La métamorphose est un thème cher à David Cronenberg. La Mouche en est bien entendu l’exemple le plus célèbre, on retrouve aussi ce laïus dans Existenz, Chromosome 3, M.Butterfly ou encore Frissons. Il récidive donc naturellement dans Cosmopolis, mais d’une façon moins organique, où la technologie supplante les fonctions du corps humain, « l’augmente » comme diraient les partisans du transhumanisme – mais le réduit en fait à la performance. Le corps s’y retrouve dépossédé de sa puissance d’agir sur le réel.

« Tous les ennuis que nous vaut la vie moderne sont dus à ce qu’il y a de divorce entre la nature et nous. » (Isaac Asimov)

Pourtant, tout au long de Cosmopolis, Parker se met consciemment en danger, s’offrant à la mort comme victime consentante, presque excité par ce dernier « grand mystère » de la vie. Un an après A Dangerous Method, Cronenberg poursuit sa quête initiatique sur les sentiers brumeux de la psychanalyse, osant la métaphore filmique des pulsions de vie et de mort, mais ici appliquée à tout un système. D’un autre côté, l’hypocondrie du personnage le pousse à enchaîner une série d’examens médicaux quotidiens. Délire paranoïaque poussant le roi de la finance à l’irrationnelle « rationalité » : tout contrôler lorsque l’on sait que l’on ne contrôle plus rien.

Le film explore cette tendance auto-destructrice et ce comportement suicidaire qui consiste à vouloir se précipiter vers une obsolescence programmée (prédit chez Karl Marx), tout en préservant le système de ceux qui ont des solutions viables et alternatives. L’oeuvre déborde ici de la fiction. Ou est-ce ce culte morbide pour l’argent qui est venu fictionnaliser le réel ? Tout comme dans Existenz (antérieur à Matrix), on ne sait plus trop bien…

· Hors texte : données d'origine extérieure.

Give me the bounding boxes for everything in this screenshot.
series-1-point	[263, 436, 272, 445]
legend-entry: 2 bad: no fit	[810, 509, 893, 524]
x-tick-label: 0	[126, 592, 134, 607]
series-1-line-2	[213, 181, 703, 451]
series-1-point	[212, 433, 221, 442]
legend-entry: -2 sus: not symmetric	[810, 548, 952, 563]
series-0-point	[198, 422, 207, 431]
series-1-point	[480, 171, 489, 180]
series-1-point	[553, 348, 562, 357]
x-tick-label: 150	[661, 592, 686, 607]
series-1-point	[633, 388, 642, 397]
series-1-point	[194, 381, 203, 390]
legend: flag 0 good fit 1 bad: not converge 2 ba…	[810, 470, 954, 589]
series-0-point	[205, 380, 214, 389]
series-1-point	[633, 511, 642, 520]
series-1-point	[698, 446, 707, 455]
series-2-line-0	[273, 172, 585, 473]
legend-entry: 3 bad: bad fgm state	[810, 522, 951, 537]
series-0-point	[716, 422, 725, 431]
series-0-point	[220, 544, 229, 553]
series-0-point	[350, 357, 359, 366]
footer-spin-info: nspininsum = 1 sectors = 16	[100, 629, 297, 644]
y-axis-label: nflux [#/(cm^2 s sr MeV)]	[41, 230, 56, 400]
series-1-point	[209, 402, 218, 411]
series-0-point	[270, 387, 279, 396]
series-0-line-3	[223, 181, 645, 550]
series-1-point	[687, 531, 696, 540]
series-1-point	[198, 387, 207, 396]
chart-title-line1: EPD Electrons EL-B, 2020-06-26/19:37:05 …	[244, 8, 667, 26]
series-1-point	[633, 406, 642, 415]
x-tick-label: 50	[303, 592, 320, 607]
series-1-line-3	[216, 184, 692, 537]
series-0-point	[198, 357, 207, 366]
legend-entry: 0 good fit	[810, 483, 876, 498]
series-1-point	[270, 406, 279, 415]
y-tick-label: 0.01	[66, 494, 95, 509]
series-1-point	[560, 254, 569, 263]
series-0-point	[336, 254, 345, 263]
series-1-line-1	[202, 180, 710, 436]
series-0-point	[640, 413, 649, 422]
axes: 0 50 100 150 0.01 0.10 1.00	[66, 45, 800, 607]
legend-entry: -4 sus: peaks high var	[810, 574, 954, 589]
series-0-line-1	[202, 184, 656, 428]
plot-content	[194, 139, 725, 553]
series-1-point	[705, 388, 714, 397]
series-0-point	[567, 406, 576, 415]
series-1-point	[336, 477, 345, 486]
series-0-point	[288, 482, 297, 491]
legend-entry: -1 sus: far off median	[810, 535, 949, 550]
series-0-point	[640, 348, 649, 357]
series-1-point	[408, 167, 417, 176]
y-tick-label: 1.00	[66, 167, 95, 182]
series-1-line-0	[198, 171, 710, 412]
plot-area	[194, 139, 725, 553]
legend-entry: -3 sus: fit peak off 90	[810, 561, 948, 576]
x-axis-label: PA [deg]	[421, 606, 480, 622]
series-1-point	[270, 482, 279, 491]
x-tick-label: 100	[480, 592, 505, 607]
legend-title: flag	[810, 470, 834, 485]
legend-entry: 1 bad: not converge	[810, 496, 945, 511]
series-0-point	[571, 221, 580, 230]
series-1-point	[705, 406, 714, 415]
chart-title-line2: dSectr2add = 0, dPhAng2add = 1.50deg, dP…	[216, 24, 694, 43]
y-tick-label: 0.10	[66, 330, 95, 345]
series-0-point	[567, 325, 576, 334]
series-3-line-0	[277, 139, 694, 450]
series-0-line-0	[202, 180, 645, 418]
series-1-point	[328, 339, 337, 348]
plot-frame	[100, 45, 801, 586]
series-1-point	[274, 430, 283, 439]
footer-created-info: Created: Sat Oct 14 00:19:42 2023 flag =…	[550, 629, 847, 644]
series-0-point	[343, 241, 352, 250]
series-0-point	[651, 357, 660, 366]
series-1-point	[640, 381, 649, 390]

Deux ans plus tard, dans Maps to the Stars, Cronenberg exorcise Hollywood, sanctuaire démoniaque dont les espaces-miroir déforment le réel. Machine monstrueuse de propagande culturelle, elle brûle de la même façon que s’embrase la ville dans Cosmopolis. Les deux sphères ne sont-elles pas d’ailleurs auto-alimentées par leur propre vanité ? Dans un des portraits les plus sombres du star system actuel, le réalisateur canadien lacère un mythe tout en unifiant ses protagonistes sous le joug de l’inceste : la grande famille du cinéma. La limousine de Cosmopolis, s’arrête cette fois-ci au pied des tapis rouges de Maps to the Stars.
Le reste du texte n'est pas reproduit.